Mesquias was the owner and operator of Merida Group, a large healthcare company with dozens of locations in Texas. He operated his fraud scheme from 2009 to 2018.
"Mesquias funded his lavish lifestyle by exploiting patients with long-term, incurable diseases by enrolling them in expensive but unnecessary hospice services," said Acting Assistant Attorney General Brian Rabbitt of the Justice Department's Criminal Division. "This significant sentence represents the department's continued commitment to pursue those who orchestrate and commit healthcare fraud schemes."
Mesquias did not operate alone. According to the DOJ, Mesquias conspired with Henry McInnis, the CEO of Merida Group, and Dr. Francisco Pena, the former mayor of Rio Bravo and medical director of the Merida Group. Pena died in November from COVID-19, according to the Laredo Morning Times.
Evidence presented at Mesquias' trial showed Mesquias and the Merida Group marketed their hospice programs as providing care that "you don't have to die to use." Hospice services require patients to have a terminal illness with an expectation of death within six months, but the DOJ said Merida Group's patients were still driving, working, and even coaching sporting events.

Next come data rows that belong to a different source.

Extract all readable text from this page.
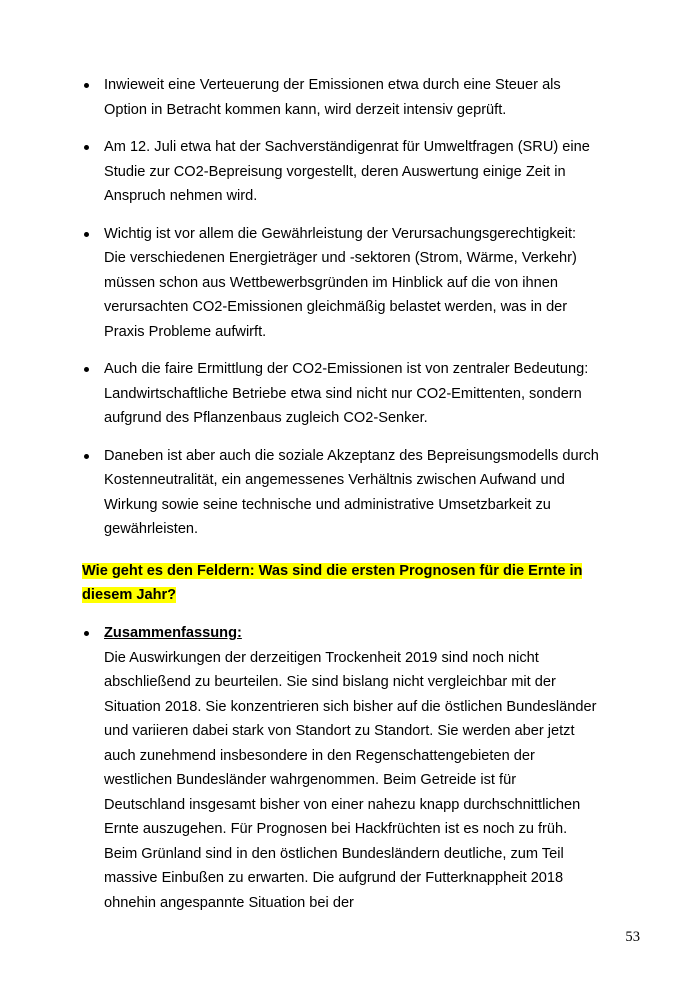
Inwieweit eine Verteuerung der Emissionen etwa durch eine Steuer als Option in Betracht kommen kann, wird derzeit intensiv geprüft.
Am 12. Juli etwa hat der Sachverständigenrat für Umweltfragen (SRU) eine Studie zur CO2-Bepreisung vorgestellt, deren Auswertung einige Zeit in Anspruch nehmen wird.
Wichtig ist vor allem die Gewährleistung der Verursachungsgerechtigkeit: Die verschiedenen Energieträger und -sektoren (Strom, Wärme, Verkehr) müssen schon aus Wettbewerbsgründen im Hinblick auf die von ihnen verursachten CO2-Emissionen gleichmäßig belastet werden, was in der Praxis Probleme aufwirft.
Auch die faire Ermittlung der CO2-Emissionen ist von zentraler Bedeutung: Landwirtschaftliche Betriebe etwa sind nicht nur CO2-Emittenten, sondern aufgrund des Pflanzenbaus zugleich CO2-Senker.
Daneben ist aber auch die soziale Akzeptanz des Bepreisungsmodells durch Kostenneutralität, ein angemessenes Verhältnis zwischen Aufwand und Wirkung sowie seine technische und administrative Umsetzbarkeit zu gewährleisten.

Wie geht es den Feldern: Was sind die ersten Prognosen für die Ernte in diesem Jahr?

Zusammenfassung:
Die Auswirkungen der derzeitigen Trockenheit 2019 sind noch nicht abschließend zu beurteilen. Sie sind bislang nicht vergleichbar mit der Situation 2018. Sie konzentrieren sich bisher auf die östlichen Bundesländer und variieren dabei stark von Standort zu Standort. Sie werden aber jetzt auch zunehmend insbesondere in den Regenschattengebieten der westlichen Bundesländer wahrgenommen. Beim Getreide ist für Deutschland insgesamt bisher von einer nahezu knapp durchschnittlichen Ernte auszugehen. Für Prognosen bei Hackfrüchten ist es noch zu früh. Beim Grünland sind in den östlichen Bundesländern deutliche, zum Teil massive Einbußen zu erwarten. Die aufgrund der Futterknappheit 2018 ohnehin angespannte Situation bei der
53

Several times, the Merida Group falsely told its patients that they had less than six months to live, sending in chaplains to lie to the patients, discuss last rites, and prepare them for imminent death.
According to the DOJ, Pena said "the way you make money is keeping them alive as long as possible." If an employee refused to join in on the scheme, the DOJ said Mesquias told employees not to discharge patients from hospice services so they would not "[expletive] with his money."
Mesquias and co-conspirators also created fraudulent medical records. Fake patient diagnostics presented to a federal grand jury were created to make it appear that Mesquias' patients were dying, when in actuality they were not.
The jury found that Mesquias also laundered the money from his fraud scheme, which he later used to purchase luxury vehicles, jewelry, and even bottle service at Las Vegas nightclubs where he gave tens of thousands of dollars in alcohol to physicians in exchange for medically unnecessary patient referrals.
"Mesquias' scheme included paying kickbacks to physicians and fraudulently enrolling vulnerable beneficiaries in hospice care that prevented them from accessing curative care – all done to steal millions of dollars from Medicare to fund lavish personal spending," Miranda Bennett, special agent in charge of the US Department of Health and Human Services Office of Inspector General's Dallas Region, said in a statement. "This victimization is intolerable, and our investigators and law enforcement partners will continue to work hard to bring such criminals to justice and to protect those relying on federal health care programs."